Viewers rediscovered Park in his 2005 film "Blood Rain" for his ability to express warmth and coolness at the same time. But perhaps we will have to get used to seeing him as a whole range of different characters, from a wild-eyed college lecturer totally immersed in a love he has found only late in life in "My Scary Girl" to a pizza restaurant owner who has a crush on a piano teacher in "For Horowitz" ("My Piano"). And then there is the investigator who probes the disappearance of girls the old-fashioned way. He has diversified over the last two years, a rare trait when so many actors and actresses are very good at playing only one particular character.

He says he was shy and poor at speaking his mind as a child. Instead, he nurtured his imagination. He believed that acting was the only way for him to express it because it did not require him to show his "naked face". He admits he was rarely able to act as he wanted to at first, but a decade's experience enabled him to have moments when he can freely control his acting.
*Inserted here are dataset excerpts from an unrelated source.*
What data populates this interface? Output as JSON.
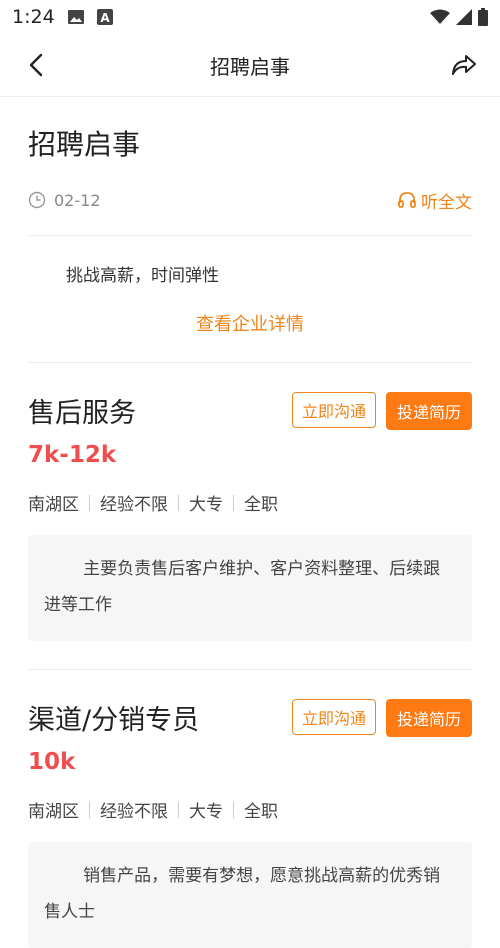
{
  "status_bar": {
    "time": "1:24",
    "icons": [
      "image-icon",
      "font-a-icon",
      "wifi-icon",
      "signal-icon",
      "battery-icon"
    ],
    "badge": "A"
  },
  "nav": {
    "title": "招聘启事",
    "back_icon": "chevron-left-icon",
    "share_icon": "share-icon"
  },
  "article": {
    "title": "招聘启事",
    "date": "02-12",
    "listen_label": "听全文",
    "intro": "挑战高薪，时间弹性",
    "company_link": "查看企业详情"
  },
  "jobs": [
    {
      "title": "售后服务",
      "salary": "7k-12k",
      "tags": [
        "南湖区",
        "经验不限",
        "大专",
        "全职"
      ],
      "chat_label": "立即沟通",
      "apply_label": "投递简历",
      "description": "主要负责售后客户维护、客户资料整理、后续跟进等工作"
    },
    {
      "title": "渠道/分销专员",
      "salary": "10k",
      "tags": [
        "南湖区",
        "经验不限",
        "大专",
        "全职"
      ],
      "chat_label": "立即沟通",
      "apply_label": "投递简历",
      "description": "销售产品，需要有梦想，愿意挑战高薪的优秀销售人士"
    }
  ],
  "colors": {
    "accent": "#f08519",
    "accent_fill": "#ff7a12",
    "salary": "#f04e4e",
    "desc_bg": "#f6f6f6"
  }
}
The road has been bumpy for him: he failed twice in the college entrance exam before he was admitted to Chung-Ang University's drama and cinema department. He failed twice to become a TV actor for MBC in 1995 and spent a decade before gaining fame as a movie star. His close friends often joke that his acting seems to reveal the grudge he has had over the years, and he smiles a bitter smile when producers who used to refuse him ask him to appear on their programs. He says he will always remember something "Blood Rain" director Kim Dae-seung told him. When everyone praised his acting in the film, the director advised him, "You may believe your face has no spots at all when you look in the bathroom mirror, but there are lots. You may start to find them and many others down the road. Don't forget it". "I want to play a variety of roles and act for long, keeping what he said in mind", Park says.